Although none of this would have been to his liking, it is clear that Kirk would have been entirely unsurprised at attempts by the federal government to rein in an openly indoctrinating academy. Indeed, Kirk would have viewed such government intervention as necessary and inevitable. Surely, even seeing the future, Kirk would not have abandoned his ideal of academic freedom. Yet just as surely, he would have deemed our status quo unacceptable and in need of the sternest corrective measures from the universities’ paymasters.

Throughout Academic Freedom, Kirk holds out the prospect of a systemic emergency requiring concerted remedial action by the state.

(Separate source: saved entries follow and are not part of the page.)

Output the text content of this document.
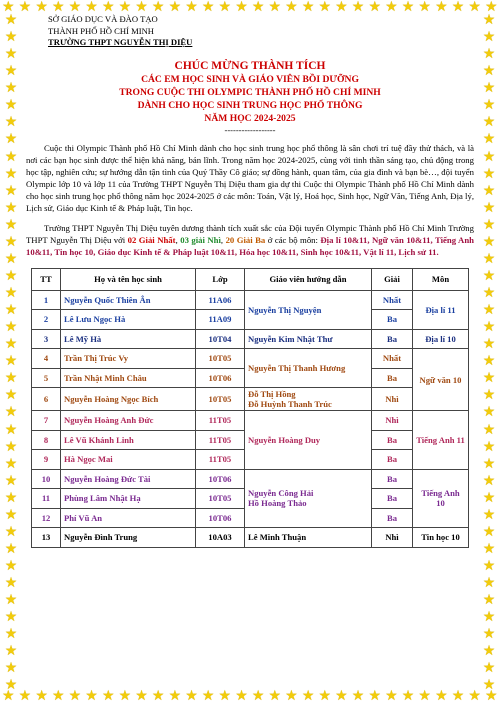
★ ★ ★ ★ ★ ★ ★ ★ ★ ★ ★ ★ ★ ★ ★ ★ ★ ★ ★ ★ ★ ★ ★ ★ ★ ★ ★ ★ ★ ★
★ ★ ★ ★ ★ ★ ★ ★ ★ ★ ★ ★ ★ ★ ★ ★ ★ ★ ★ ★ ★ ★ ★ ★ ★ ★ ★ ★ ★ ★
★
★
★
★
★
★
★
★
★
★
★
★
★
★
★
★
★
★
★
★
★
★
★
★
★
★
★
★
★
★
★
★
★
★
★
★
★
★
★
★
★
★
★
★
★
★
★
★
★
★
★
★
★
★
★
★
★
★
★
★
★
★
★
★
★
★
★
★
★
★
★
★
★
★
★
★
★
★
★
★
SỞ GIÁO DỤC VÀ ĐÀO TẠO
THÀNH PHỐ HỒ CHÍ MINH
TRƯỜNG THPT NGUYỄN THỊ DIỆU
CHÚC MỪNG THÀNH TÍCH
CÁC EM HỌC SINH VÀ GIÁO VIÊN BỒI DƯỠNG
TRONG CUỘC THI OLYMPIC THÀNH PHỐ HỒ CHÍ MINH
DÀNH CHO HỌC SINH TRUNG HỌC PHỔ THÔNG
NĂM HỌC 2024-2025
------------------

Cuộc thi Olympic Thành phố Hồ Chí Minh dành cho học sinh trung học phổ thông là sân chơi trí tuệ đầy thử thách, và là nơi các bạn học sinh được thể hiện khả năng, bản lĩnh. Trong năm học 2024-2025, cùng với tinh thần sáng tạo, chủ động trong học tập, nghiên cứu; sự hướng dẫn tận tình của Quý Thầy Cô giáo; sự đồng hành, quan tâm, của gia đình và bạn bè…, đội tuyển Olympic lớp 10 và lớp 11 của Trường THPT Nguyễn Thị Diệu tham gia dự thi Cuộc thi Olympic Thành phố Hồ Chí Minh dành cho học sinh trung học phổ thông năm học 2024-2025 ở các môn: Toán, Vật lý, Hoá học, Sinh học, Ngữ Văn, Tiếng Anh, Địa lý, Lịch sử, Giáo dục Kinh tế & Pháp luật, Tin học.

Trường THPT Nguyễn Thị Diệu tuyên dương thành tích xuất sắc của Đội tuyển Olympic Thành phố Hồ Chí Minh Trường THPT Nguyễn Thị Diệu với 02 Giải Nhất, 03 giải Nhì, 20 Giải Ba ở các bộ môn: Địa lí 10&11, Ngữ văn 10&11, Tiếng Anh 10&11, Tin học 10, Giáo dục Kinh tế & Pháp luật 10&11, Hóa học 10&11, Sinh học 10&11, Vật lí 11, Lịch sử 11.

TT	Họ và tên học sinh	Lớp	Giáo viên hướng dẫn	Giải	Môn
1	Nguyễn Quốc Thiên Ân	11A06	Nguyễn Thị Nguyện	Nhất	Địa lí 11
2	Lê Lưu Ngọc Hà	11A09		Ba	
3	Lê Mỹ Hà	10T04	Nguyễn Kim Nhật Thư	Ba	Địa lí 10
4	Trần Thị Trúc Vy	10T05	Nguyễn Thị Thanh Hương	Nhất	Ngữ văn 10
5	Trần Nhật Minh Châu	10T06		Ba	
6	Nguyễn Hoàng Ngọc Bích	10T05	Đỗ Thị Hồng
Đỗ Huỳnh Thanh Trúc	Nhì	
7	Nguyễn Hoàng Anh Đức	11T05	Nguyễn Hoàng Duy	Nhì	Tiếng Anh 11
8	Lê Vũ Khánh Linh	11T05		Ba	
9	Hà Ngọc Mai	11T05		Ba	
10	Nguyễn Hoàng Đức Tài	10T06	Nguyễn Công Hải
Hồ Hoàng Thảo	Ba	Tiếng Anh 10
11	Phùng Lâm Nhật Hạ	10T05		Ba	
12	Phí Vũ An	10T06		Ba	
13	Nguyễn Đình Trung	10A03	Lê Minh Thuận	Nhì	Tin học 10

He did not believe we were in that emergency during the 1950s. Yet given what has followed, I think he’d concede the emergency today.

Must we choose between Buckley and Kirk? Not entirely, since it’s easy enough to imagine multiple private institutions following the path of one or the other. Yet these two conservative founders are clearly at odds.

Kirk, I think, is right to cite academic freedom as an enabling condition of the quest for Truth. He pushes too hard, however, when he rejects even Jefferson’s education for citizenship as an improper intrusion by the state. Some sort of balancing of heritage education and determined questioning will have to be struck at either a Buckleyite or a Kirkian institution. In general, I find Kirk’s perspective congenial. Yet the on-the-ground reality of the academy keeps vindicating Buckley’s wary pessimism.

We don’t know how the president’s battle against Harvard will shake out. Trump’s procedural shortcuts may hand Harvard a temporary victory in court. Yet even if one wants somehow to return to Kirk’s enticing vision of academic freedom, the federal hammer will first have to come down, and come down hard — although of course with sound procedure and well targeted. Kirk’s world is gone, and even if we want to bring it back, we’ll have to clear the ground first.